Field of the Invention
Embodiments of the present invention generally relate to a modular liner assembly utilized in a deposition chamber for semiconductor fabrication processes.
Description of the Related Art
Epitaxial growth of silicon-containing films has become increasingly important due to new applications for advanced logic and DRAM devices, among other devices. A key requirement for these applications is a lower temperature/low pressure process so that device features will not be damaged during fabrication of the device. Selective and blanket (e.g., non-selectively grown) epitaxial films containing silicon, and strained embodiments of such epitaxial films, which are grown at temperatures of a maximum of about 900 degrees C. to less than about 700 degrees C., are required for many current semiconductor applications. This lower temperature processing is not only important to forming a properly functioning device, but it minimizes or prevents the relaxation of metastable strain layers, helps to prevent or minimize dopant diffusion, and helps to minimize segregation of dopant within the epitaxial film structure. Suppression of facet formation and short channel effects, which is enabled by low temperature processing (i.e., low thermal budget processing), is a significant factor for obtaining high performance devices.

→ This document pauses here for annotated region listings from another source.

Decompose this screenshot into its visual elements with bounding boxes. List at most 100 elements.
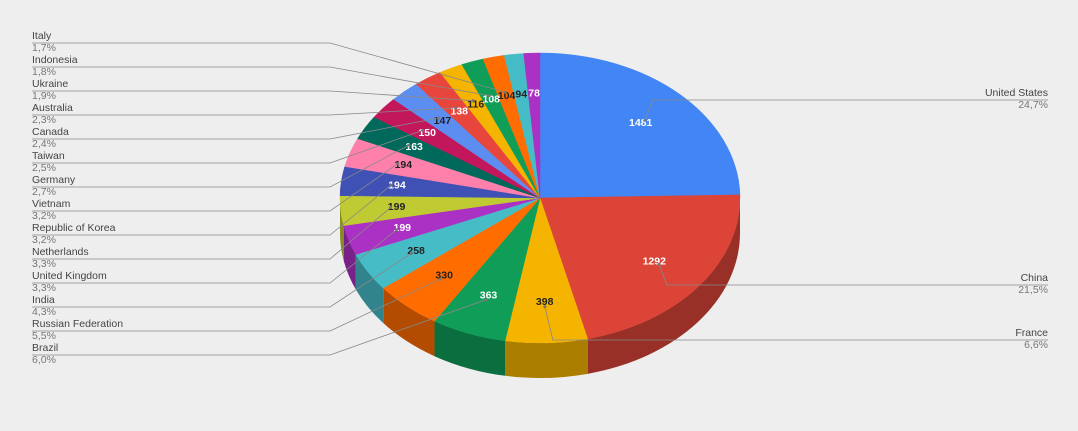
slice <box>539 52 741 199</box>
leader-line <box>32 117 439 140</box>
leader-dot <box>395 228 399 232</box>
value-label: 398 <box>536 296 554 308</box>
category-label: Australia <box>32 102 73 114</box>
percent-label: 3,2% <box>32 234 56 246</box>
leader-dot <box>657 262 661 266</box>
leader-line <box>658 264 1048 286</box>
category-label: Indonesia <box>32 54 78 66</box>
leader-line <box>32 163 398 212</box>
value-label: 1292 <box>643 255 667 267</box>
value-label: 108 <box>483 94 501 106</box>
value-label: 94 <box>515 88 527 100</box>
percent-label: 2,3% <box>32 114 56 126</box>
slice-side <box>587 198 740 374</box>
leader-line <box>32 129 423 164</box>
category-label: Canada <box>32 126 69 138</box>
value-label: 147 <box>434 115 452 127</box>
leader-line <box>544 306 1048 341</box>
leader-dot <box>389 183 393 187</box>
category-label: France <box>1015 327 1048 339</box>
leader-line <box>644 99 1048 121</box>
leader-line <box>32 66 490 97</box>
leader-dot <box>407 143 411 147</box>
leader-dot <box>438 277 442 281</box>
percent-label: 1,9% <box>32 90 56 102</box>
percent-label: 24,7% <box>1018 99 1048 111</box>
value-label: 150 <box>418 127 436 139</box>
value-label: 138 <box>450 105 468 117</box>
leader-dot <box>543 305 547 309</box>
value-label: 194 <box>395 159 413 171</box>
leader-line <box>32 229 397 284</box>
leader-dot <box>503 90 507 94</box>
percent-label: 6,6% <box>1024 339 1048 351</box>
percent-label: 5,5% <box>32 330 56 342</box>
category-label: Germany <box>32 174 76 186</box>
slice-side <box>505 338 588 378</box>
leader-dot <box>421 128 425 132</box>
leader-dot <box>389 206 393 210</box>
value-label: 1481 <box>629 117 653 129</box>
leader-line <box>32 253 412 308</box>
percent-label: 2,7% <box>32 186 56 198</box>
value-label: 194 <box>388 180 406 192</box>
slice-side <box>383 288 435 357</box>
category-label: Republic of Korea <box>32 222 116 234</box>
leader-dot <box>396 162 400 166</box>
leader-dot <box>471 99 475 103</box>
category-label: Brazil <box>32 342 58 354</box>
percent-label: 3,2% <box>32 210 56 222</box>
leader-dot <box>643 118 647 122</box>
value-label: 104 <box>498 90 516 102</box>
leader-line <box>32 42 506 93</box>
category-label: China <box>1021 272 1049 284</box>
percent-label: 2,5% <box>32 162 56 174</box>
percent-label: 1,8% <box>32 66 56 78</box>
slice-tops <box>339 52 741 344</box>
leader-dot <box>454 106 458 110</box>
percent-label: 1,7% <box>32 42 56 54</box>
percent-label: 3,3% <box>32 282 56 294</box>
category-label: United Kingdom <box>32 270 107 282</box>
value-label: 78 <box>528 87 540 99</box>
percent-label: 21,5% <box>1018 284 1048 296</box>
leader-dot <box>484 298 488 302</box>
category-label: Netherlands <box>32 246 89 258</box>
slice <box>539 194 741 340</box>
leader-dot <box>409 251 413 255</box>
slice-side <box>434 321 506 376</box>
slice-side <box>355 254 384 324</box>
percent-label: 3,3% <box>32 258 56 270</box>
value-label: 199 <box>388 201 406 213</box>
leader-line <box>32 90 474 102</box>
slice-side <box>343 225 356 290</box>
percent-label: 6,0% <box>32 354 56 366</box>
leader-line <box>32 144 410 188</box>
leader-dot <box>436 116 440 120</box>
value-label: 258 <box>407 245 425 257</box>
value-label: 116 <box>467 98 484 110</box>
category-label: Italy <box>32 30 52 42</box>
leader-line <box>32 184 392 236</box>
leader-line <box>32 278 441 332</box>
leader-line <box>32 107 456 116</box>
value-label: 163 <box>405 141 423 153</box>
category-label: Russian Federation <box>32 318 123 330</box>
leader-dot <box>487 94 491 98</box>
percent-label: 2,4% <box>32 138 56 150</box>
value-label: 363 <box>480 289 498 301</box>
category-label: Vietnam <box>32 198 71 210</box>
leader-line <box>32 299 487 356</box>
value-label: 199 <box>393 222 411 234</box>
slice-sides <box>340 198 740 378</box>
category-label: Taiwan <box>32 150 65 162</box>
percent-label: 4,3% <box>32 306 56 318</box>
leader-line <box>32 207 391 260</box>
category-label: India <box>32 294 55 306</box>
slice <box>523 52 541 199</box>
category-label: Ukraine <box>32 78 68 90</box>
category-label: United States <box>985 87 1048 99</box>
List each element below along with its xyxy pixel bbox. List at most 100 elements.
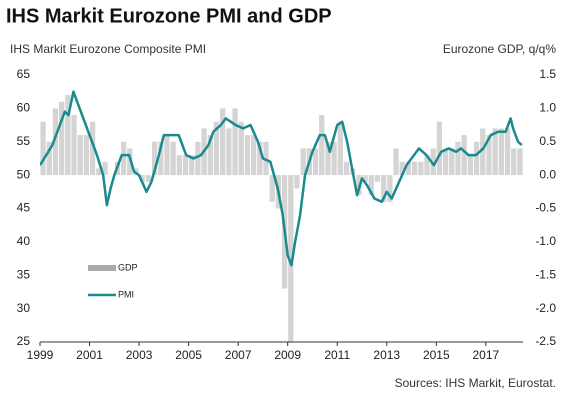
y2-axis-label: Eurozone GDP, q/q%: [443, 42, 557, 56]
gdp-bar: [120, 141, 127, 176]
gdp-bar: [71, 115, 77, 176]
y2-tick-label: -1.5: [535, 267, 556, 281]
y-tick-label: 50: [17, 167, 31, 181]
gdp-bar: [362, 175, 368, 182]
gdp-bar: [151, 141, 158, 176]
legend-label: GDP: [118, 262, 138, 272]
gdp-bar: [412, 161, 418, 176]
y2-tick-label: -2.0: [535, 301, 556, 315]
x-tick-label: 2015: [423, 348, 450, 362]
plot-area: [40, 90, 523, 342]
gdp-bar: [220, 108, 226, 176]
gdp-bar: [176, 155, 182, 176]
x-tick-label: 1999: [27, 348, 54, 362]
x-tick-label: 2003: [126, 348, 153, 362]
gdp-bar: [424, 155, 430, 176]
gdp-bar: [312, 148, 319, 176]
gdp-bar: [158, 141, 164, 176]
gdp-bar: [46, 141, 52, 176]
gdp-bar: [399, 161, 405, 176]
gdp-bar: [461, 135, 467, 176]
gdp-bar: [213, 121, 220, 176]
gdp-bar: [139, 175, 145, 182]
gdp-bar: [430, 148, 436, 176]
y-tick-label: 35: [17, 267, 31, 281]
gdp-bar: [83, 135, 90, 176]
y-tick-label: 60: [17, 101, 31, 115]
gdp-bar: [374, 175, 381, 182]
y2-tick-label: -0.5: [535, 201, 556, 215]
gdp-bar: [145, 175, 151, 182]
x-tick-label: 2009: [274, 348, 301, 362]
chart-title: IHS Markit Eurozone PMI and GDP: [6, 5, 332, 27]
gdp-bar: [263, 141, 269, 176]
gdp-bar: [226, 128, 232, 176]
y2-tick-label: 0.0: [539, 167, 556, 181]
x-tick-label: 2007: [225, 348, 252, 362]
gdp-bar: [96, 168, 102, 176]
gdp-bar: [251, 135, 257, 176]
gdp-bar: [480, 128, 486, 176]
gdp-bar: [300, 148, 306, 176]
source: Sources: IHS Markit, Eurostat.: [395, 376, 556, 390]
y-axis-label: IHS Markit Eurozone Composite PMI: [10, 42, 206, 56]
gdp-bar: [387, 175, 393, 202]
y-tick-label: 25: [17, 334, 31, 348]
y2-tick-label: 1.5: [539, 67, 556, 81]
x-tick-label: 2013: [373, 348, 400, 362]
gdp-bar: [59, 101, 65, 176]
gdp-bar: [182, 155, 189, 176]
gdp-bar: [257, 141, 263, 176]
gdp-bar: [207, 135, 213, 176]
gdp-bar: [102, 161, 108, 176]
gdp-bar: [170, 141, 176, 176]
gdp-bar: [418, 161, 424, 176]
gdp-bar: [189, 155, 195, 176]
y-tick-label: 65: [17, 67, 31, 81]
gdp-bar: [511, 148, 517, 176]
y-tick-label: 30: [17, 301, 31, 315]
gdp-bar: [164, 135, 170, 176]
gdp-bar: [40, 121, 46, 176]
gdp-bar: [517, 148, 523, 176]
gdp-bar: [337, 121, 343, 176]
x-tick-label: 2005: [175, 348, 202, 362]
gdp-bar: [473, 141, 480, 176]
gdp-bar: [294, 175, 300, 189]
gdp-bar: [343, 161, 350, 176]
gdp-bar: [486, 135, 492, 176]
gdp-bar: [393, 148, 399, 176]
gdp-bar: [65, 95, 71, 176]
gdp-bar: [405, 161, 412, 176]
gdp-bar: [127, 148, 133, 176]
gdp-bar: [77, 135, 83, 176]
y-tick-label: 40: [17, 234, 31, 248]
gdp-bar: [238, 121, 244, 176]
gdp-bar: [244, 135, 251, 176]
y2-tick-label: -2.5: [535, 334, 556, 348]
y-tick-label: 45: [17, 201, 31, 215]
y2-tick-label: -1.0: [535, 234, 556, 248]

In a typical LPCVD process to deposit an epitaxial layer on a substrate, precursors are injected into a processing region in a chamber by a gas distribution assembly, and the precursors are energized above the surface of a substrate in the chamber by irradiation of the precursors in the processing region, which is typically low wavelength radiation, such as in the ultraviolet and/or infrared spectrum. Plasma generation may also be used to dissociate the reactants. To enable a more efficient precursor dissociation process, it is desirable to preheat the precursors prior to delivery to the processing region to enable faster and more efficient dissociation of the precursors above the substrate. However, the chamber body surrounding the processing region and the precursor inject region is fabricated from a metallic material such as stainless steel, and some of the precursors utilized in the LPCVD processes are reactive with these metallic materials. Thus, these metallic materials are potential sources for contamination that could damage chamber components as well as produce particulate contamination on the substrate.
To prevent unwanted reactions with the chamber body, liners have been utilized to shield some of the metallic chamber components from the processing region. However, the conventional liners are expensive to produce and replacement is difficult and time-consuming. Further, the conventional liners fail to perform satisfactorily with newer prescribed allowable contamination levels. Additionally, the conventional liners are used for shielding chamber components and are not typically utilized to provide different precursor inject and/or exhaust schemes. Further, the conventional liners are not modular components that facilitate ease of replacement of one or more liners for use with existing liners. In some cases, replacement of one conventional liner component requires fabrication of entirely new liner components. All of these factors may contribute to device contamination and/or cause significant chamber downtime, which increase cost of ownership of the tool and the devices produced therein.
Therefore, there is a need for an apparatus and method for a liner assembly that may be easily replaced and configured for different processes without significant downtime of the chamber, thus reducing cost of ownership.